El levantamiento progresivo de las prohibiciones de habitar zonas de la región no es tampoco bien visto por una parte de los evacuados, que siguen temiendo a la radiactividad.

"Una parte de las personas que habitaban en una localidad considerada de nuevo habitable es reticente a volver, pero el Estado y la prefectura les cortan las ayudas para vivir en otro lugar. Y las que se fueron por miedo a la radiación sin ser evacuadas por una orden específica, están a veces aun peor", lamenta Kumamoto.

Y cita el caso de algunos hogares pobres a los que el Estado suministró un alojamiento público gratuitamente durante varios años, para después pedir un alquiler, doblar luego el monto, y ahora quiere expulsarlos si siguen sin pagar.

"Sólo quedan cinco familias en esta situación: les ayudamos a encontrar un alojamiento, pero nos cuesta contactar con ellos", responde un funcionario de la prefectura encargado de la vivienda.

"Se les ofrecen unos antros confiando esta misión a agencias sin escrúpulos", afirma Kumamoto.

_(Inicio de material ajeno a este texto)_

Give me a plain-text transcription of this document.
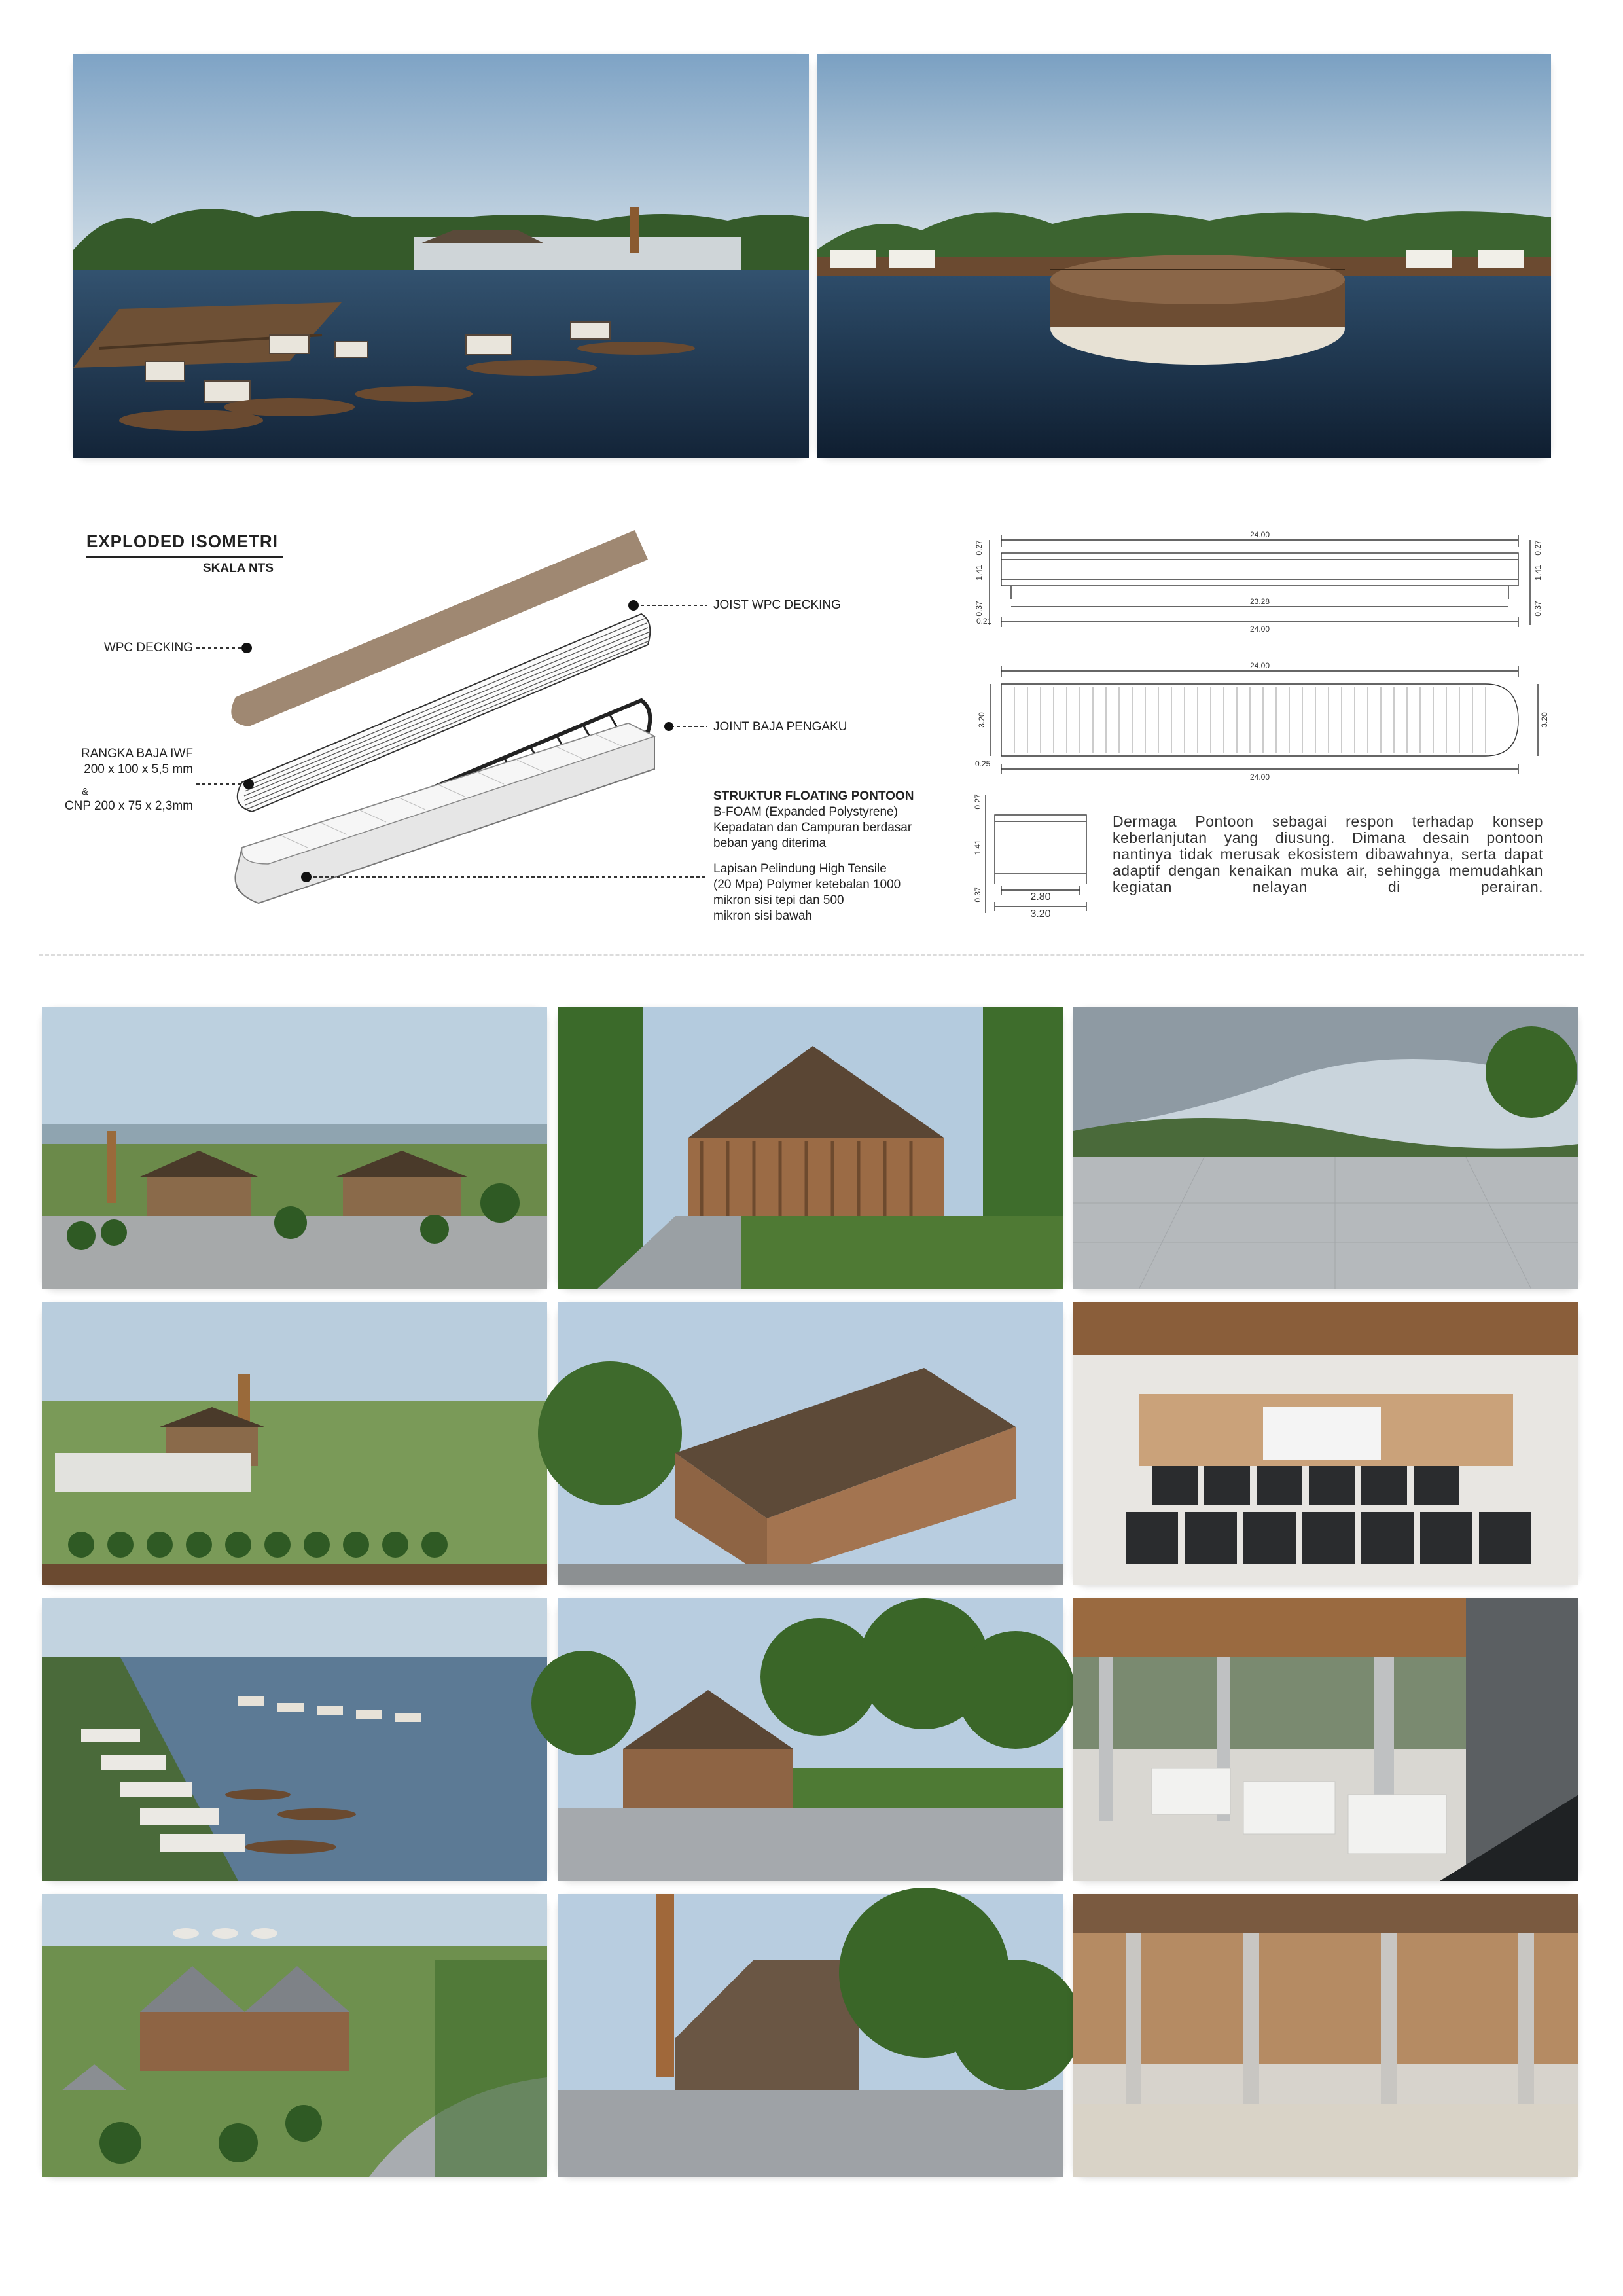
EXPLODED ISOMETRI
SKALA NTS
WPC DECKING
JOIST WPC DECKING
JOINT BAJA PENGAKU
RANGKA BAJA IWF
200 x 100 x 5,5 mm
&
CNP 200 x 75 x 2,3mm
STRUKTUR FLOATING PONTOON
B-FOAM (Expanded Polystyrene)
Kepadatan dan Campuran berdasar
beban yang diterima
Lapisan Pelindung High Tensile
(20 Mpa) Polymer ketebalan 1000
mikron sisi tepi dan 500
mikron sisi bawah
24.00
23.28
24.00
0.27
1.41
0.37
0.21
0.27
1.41
0.37
24.00
24.00
3.20	3.20
0.25
2.80
3.20
0.27
1.41
0.37
Dermaga Pontoon sebagai respon terhadap konsep keberlanjutan yang diusung. Dimana desain pontoon nantinya tidak merusak ekosistem dibawahnya, serta dapat adaptif dengan kenaikan muka air, sehingga memudahkan kegiatan nelayan di perairan.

"Dejen de facturarles un alquiler que no pueden pagar", pide. "Lo haremos si el ministerio de Finanzas no dice que así lo quiere", responde el funcionario.

En este diálogo de sordos, Kumamoto se pregunta: "¿acaso el Estado, que ha gastado más de un billón de yenes (cerca de 9.000 millones de euros) para los Juegos Olímpicos y que promete un plan de reactivación de 13,2 billones de yenes (unos 108.000 millones de euros) para dinamizar la economía y ayudar a la reconstrucción, necesita 20.000 yenes (160 euros) de alquiler mensual para los hogares afectados?

Muchos habitantes de la región temen sobre todo que los olviden una vez se apaguen las luces de los Juegos.